Tuesday, May 28, 2024

𝗝𝘂𝗱𝗶𝗰𝗶𝗮𝗹𝗗𝗿𝗲𝗮𝗺™

𝙰𝙵𝙵𝙾𝚁𝙳𝙰𝙱𝙻𝙴 & 𝙰𝙲𝙲𝙴𝚂𝚂𝙸𝙱𝙻𝙴

IPCMODEL ANSWER

MISCHIEF

Write a short note on the offence of Mischief given under section 425 of the Indian Penal Code, 1860.

Being a citizen of a democratic country, some basic rights have been given to each and every citizen of this country and out of those rights, right to enjoy the property is one of the most important rights which states that every person has right to enjoy the property in a peaceful manner and without any disturbance.

If any other person tries to cause wrongful loss to another person by destructing his property, then in such a case, the former person will be held liable for having committed the offence of mischief.

Section 425 of the Indian Penal Code, 1860, deals with the provisions of mischief and according to this section, if any person with an intention to cause wrongful loss or damage to the public or to any person, causes destruction of any property or diminishes its value or utility or affects it injuriously, then in such a case, that person will be held liable for having committed the offence of mischief given under section 425 of the Indian Penal Code, 1860.

According to the provisions of section 425 of the Indian Penal Code, 1860, to secure the conviction of an accused, it is necessary to prove the criminal intention of an accused person. If the prosecution fails to prove the criminal intention of an accused, then in such a case, a benefit of doubt will be given to an accused person and he will be acquitted by the court of law.

In the leading case of Ved Prakash vs Chaman Singh and Ors. (All 1994), the Hon’ble court held that an act shall be made punishable of mischief only when the acts causing damage are done willfully and with the knowledge of the consequences. An act will not be considered mischief when it has been caused negligently or accidentally.

Moreover, in the leading case of Krishna Gopal Singh and ors. vs State of U.P. (SC 1999), the Hon’ble court held that the offence of mischief would not be committed if the accused has not committed an act with an intent to cause wrongful loss or damage to any person or the public at large. It also implies that acts done under any pressure, without the free consent of the accused, do not come under the ambit of mischief.
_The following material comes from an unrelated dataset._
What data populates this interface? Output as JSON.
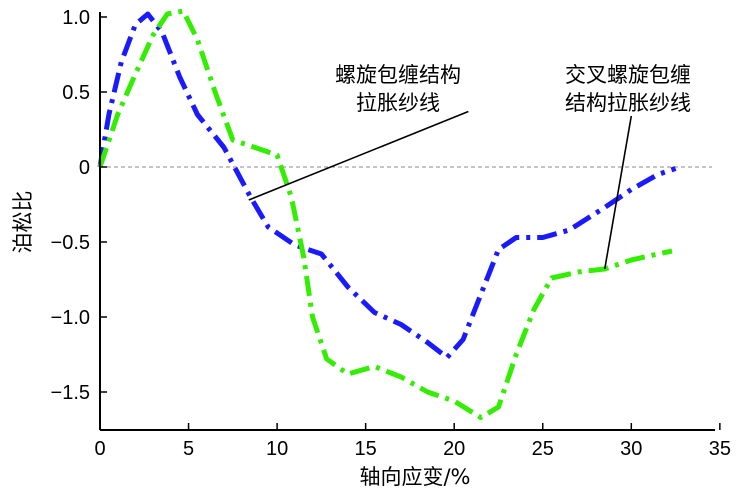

According to the provisions of section 425 of the Indian Penal Code, 1860, it is not only sufficient to prove the criminal intention of an accused but alongwith this, the prosecution will have to prove that act has caused destruction or diminished the value or the utility of the property and the utility of the object can be conceived from the perception of the owner and not from the accused.

In the leading case of Indian Oil Corporation vs. NEPC Indian Ltd. and ors. (SC 2006), the defendant removed the engines of the aircraft hence diminishing its utility and rendering it useless. In this case, it was held by the Hon’ble court that the damage caused satisfied all elements of the offence of mischief and thus the offence of mischief was constituted.

According to the provisions of section 425 of the Indian Penal Code, 1860, it is not necessary that the accused must commit the offence of mischief with an intention to cause wrongful loss to a particular person. If he commits the offence of mischief and thereby causes the destruction of property without knowing the owner of that property, then also, in this particular case, he will be held liable for having committed the offence of mischief given under section 425 of the Indian Penal Code, 1860.

Section 426 of the Indian Penal Code, 1860, prescribes the punishment for the offence of mischief and according to this section, if any person has been held liable for having committed the offence of mischief, then in such a case, if he will be punished with imprisonment of either description for a term which may extend to three months or with fine or with both.